New Stock Positions for 2023 ~ Zoetis, BJ’s Warehouse, TXN, and BMY
It’s been a bit since I’ve added any new stock positions. 2022 was largely a year of adding to my Index Funds and selling off positions that had ran too far or those I wanted to get rid of. This year I wanted to increase the yield of my portfolio slightly and add a new growth stock.
So, what are my new stock positions?
- Bristol Meyers Squibb
- Texas Instruments
- BJ’s Warehouse
Zoetis and Texas Instruments positions were started on January 4th and I’ve added to both a few times. Currently I’m up 8-11% in these stocks.
BJ’s Warehouse I started on Jan 26th and I’m up 3.7%. This stock is in my Traditional IRA account.
Bristol Squibb Meyer I began on Feb 2nd; I am up 3.21% so far.
All of these stocks except BJ’s pay dividends. I did purposely seek out TXN and BMY as dividend stocks to add to my income.
Texas Instruments #TXN Stock
TXN was paying around a 2.9-3% dividend when I purchased it. The company just increased its dividend (7.83% annual dividend growth rate now). The payout ratio is under 55%, so plenty of room to keep increasing its dividend for many years to come.
I also like the profit margins, Return on Equity (61%), and its debt isn’t too high (52% Debt/Equity). The stock is also trading below it’s 5 year average PE (19 vs. 22.6).
Zoetis #ZTS Stock
Zoetis is also trading below it’s 5 year average PE (37 vs. 41). I realize this PE is high; however, Zoetis typically trades at a premium. Historically, this PE isn’t too bad.
Like Texas Instruments, Zoetis offers some big dividend growth stats. It has a 15.7% annual dividend growth rate and a whopping 25% 5 year Dividend Growth rate. Unfortunately the yield isn’t much at .91%; however, I fully suspect it to be worth the wait.

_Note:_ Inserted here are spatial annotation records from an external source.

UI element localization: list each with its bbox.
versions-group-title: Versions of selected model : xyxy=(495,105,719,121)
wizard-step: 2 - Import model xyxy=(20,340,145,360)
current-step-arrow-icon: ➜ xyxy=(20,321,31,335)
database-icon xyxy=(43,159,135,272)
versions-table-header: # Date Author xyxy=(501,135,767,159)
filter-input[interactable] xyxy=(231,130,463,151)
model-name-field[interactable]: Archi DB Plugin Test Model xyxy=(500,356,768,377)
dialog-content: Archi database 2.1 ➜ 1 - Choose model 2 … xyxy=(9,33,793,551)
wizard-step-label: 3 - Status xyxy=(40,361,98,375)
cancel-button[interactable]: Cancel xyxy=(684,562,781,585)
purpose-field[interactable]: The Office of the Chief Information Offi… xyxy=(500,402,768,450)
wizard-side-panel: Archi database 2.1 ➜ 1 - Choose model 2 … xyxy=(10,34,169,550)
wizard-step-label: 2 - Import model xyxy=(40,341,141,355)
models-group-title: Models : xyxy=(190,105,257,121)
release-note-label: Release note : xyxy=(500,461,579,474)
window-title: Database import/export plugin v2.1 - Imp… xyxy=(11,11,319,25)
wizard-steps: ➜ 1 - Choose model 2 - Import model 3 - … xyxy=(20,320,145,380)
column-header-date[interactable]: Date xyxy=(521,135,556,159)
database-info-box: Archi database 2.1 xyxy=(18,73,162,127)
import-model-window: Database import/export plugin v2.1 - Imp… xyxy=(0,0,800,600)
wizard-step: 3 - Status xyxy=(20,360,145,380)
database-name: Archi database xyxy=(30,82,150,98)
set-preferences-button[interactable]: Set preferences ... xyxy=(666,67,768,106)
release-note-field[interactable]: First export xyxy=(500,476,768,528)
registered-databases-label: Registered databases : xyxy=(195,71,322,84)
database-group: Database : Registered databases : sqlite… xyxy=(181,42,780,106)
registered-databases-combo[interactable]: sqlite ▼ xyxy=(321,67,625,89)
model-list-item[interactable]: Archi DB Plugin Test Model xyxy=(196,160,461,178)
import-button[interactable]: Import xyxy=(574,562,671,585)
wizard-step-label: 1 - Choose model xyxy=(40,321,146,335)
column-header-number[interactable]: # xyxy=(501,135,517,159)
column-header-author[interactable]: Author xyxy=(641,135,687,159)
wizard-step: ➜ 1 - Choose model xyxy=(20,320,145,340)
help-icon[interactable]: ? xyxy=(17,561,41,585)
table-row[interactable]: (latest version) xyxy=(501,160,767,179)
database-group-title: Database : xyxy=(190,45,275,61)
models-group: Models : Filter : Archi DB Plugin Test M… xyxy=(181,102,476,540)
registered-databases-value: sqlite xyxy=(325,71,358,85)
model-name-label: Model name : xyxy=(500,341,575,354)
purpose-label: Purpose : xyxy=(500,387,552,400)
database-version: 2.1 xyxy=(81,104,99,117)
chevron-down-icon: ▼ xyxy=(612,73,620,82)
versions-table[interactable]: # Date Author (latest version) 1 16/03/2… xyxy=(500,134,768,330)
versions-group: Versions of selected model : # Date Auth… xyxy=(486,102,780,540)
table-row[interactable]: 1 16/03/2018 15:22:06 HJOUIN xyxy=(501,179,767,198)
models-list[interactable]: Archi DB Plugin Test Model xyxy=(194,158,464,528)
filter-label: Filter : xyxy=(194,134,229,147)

Zoetis is a high profit margin business; TTM numbers were 26%. Return on Equity is 45%, so management is doing a good job. At the same time, Zoetis does carry a large amount of debt- 124% Debt/Equity
BJ’s Warehouse #BJ Stock
BJ’s is a stock I have looked at countless times, even back in 2019 (when I should have bought). I finally decided to pull the trigger. I do think it offers a better value than Costco at the moment. BJ’s still has lots of room to grow.
It has had a whopping 50% EPS growth rate over the last five years. Cash Flow Growth Rate over that time has been 23%. Like Zoetis, it unfortunately does have a large amount of debt. I’m less enthusiastic about the valuation I paid for this stock; however, sometimes the old “Time in the market” adage applies. You just have to jump in and that is kind of what I did. I’m hoping that in 10 years, whether I got this $10 cheaper won’t be much of an issue.
Bristol Meyers Squibb Stock
This is yet another case of a stock I missed. I almost bought it two years ago but never did. BMY offers a decent yield (slightly over 3% currently). The dividend growth isn’t as high as the other stocks, but still a respectable 5.5% annually and 7.34% over the last five years. Hopefully, inflation cools down and those numbers are comparatively a little better.
Cash Flow has been increasing significantly for BMY, 28% over the last five years. Profit Margins are decent (17%) and a respectable ROE of 20%.
Nothing here serves as a recommendation to buy; it serves more as an archive of my own investment decisions. If any of these stocks interest you, as always, do your own research and seek professional financial help as needed. Everyone’s portfolio is unique and these stocks may not offer your own portfolio anything (depends).